Liquid biopsies represent a major breakthrough in the ability to detect molecular changes in tumor progression without the need for a tissue biopsy. They offer the potential to characterize cancer in real time using only a routine blood draw, enabling targeted therapies to be used simultaneously monitoring for response and resistance. Until recently, this approach has been limited by the available amount of tumor DNA that can be recovered from peripheral blood samples. The IsoFlux System enriches rare tumor cells circulating in the blood using a combination of epithelial and mesenchymal markers, and delivers them at high purity for molecular analysis. Swift’s Accel-Amplicon 56G Oncology Panel provides sensitive mutation detection across 56 cancer-related genes using very low starting DNA inputs from the IsoFlux System, making this combination of technologies especially appropriate for liquid biopsy samples.
“We’re pleased to be working with Swift on this application for translational oncology research,” said Michael Schwartz, VP Marketing at Fluxion. “We expect the combination of blood-based tumor DNA enrichment and broad tumor gene coverage to be put to good use by the types of institutions that are pursuing diagnostic strategies based on liquid biopsies.”
“This workflow is a wonderful example of how innovators can collaborate to produce advanced tools for oncology research,” noted David Olson, CEO at Swift Biosciences. “Fluxion's CTC enrichment is a great pairing with our 56G Oncology Panel, and we are pleased that our respective technologies can be used together to shine new light on cancer biology.”

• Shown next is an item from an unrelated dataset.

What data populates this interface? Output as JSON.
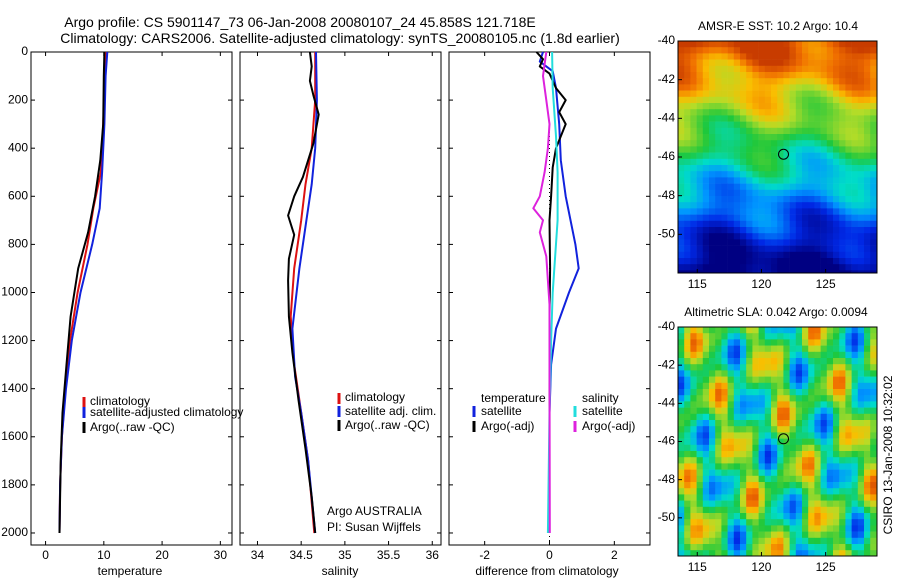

The combined workflow begins with a standard blood draw and proceeds to CTC enrichment using epithelial and mesenchymal antibodies. The captured CTCs undergo DNA extraction and purification without the need for whole genome amplification. The genomic DNA then goes through target enrichment using the 56G Oncology Panel and library preparation for Illumina sequencers. The resulting data utilizes a custom bioinformatics pipeline designed to identify low frequency variants from liquid biopsy samples. The complete workflow is described in an application note and the products involved are available from Fluxion and Swift. For more information, please visit: www.fluxionbio.com and www.swiftbiosci.com.
About Fluxion Biosciences
Fluxion Biosciences brings the power of cellular analysis to the benchtop with advanced tools to automate complex assays. The company’s IsoFlux System enables translational oncology research using a non-invasive liquid biopsy. This platform utilizes high-sensitivity circulating tumor cell (CTC) collection to facilitate broad-based genomic analysis using tools such as Next Generation Sequencing (NGS). This approach provides a more comprehensive look at the disease status, as compared to alternative approaches that only look at limited panels of known mutations. Fluxion’s other products, the BioFlux System and IonFlux System, have helped hundreds of research institutions and pharmaceutical companies around the world advance their cellular research and drug discovery.
About Swift Biosciences
Swift Biosciences is developing innovative and enabling technologies for genomics research. The company’s Accel-NGS product portfolio brings unique capabilities to improve the efficiency and quality of (NGS) sample preparation across multiple applications. The Accel-NGS library preparation kits offer superior sequence coverage metrics, even from challenging samples, and can generate PCR-free libraries for whole genome sequencing from as little as 10ng of genomic input. The Accel-Amplicon products encompass multiple panels that include 56G, a stand-alone TP53 panel, and custom panels across multiple genomes. Swift Biosciences also offers kits for bisulfite converted DNA for methylation sequencing and a product for single-stranded DNA, ideal for viral and phage metagenomes.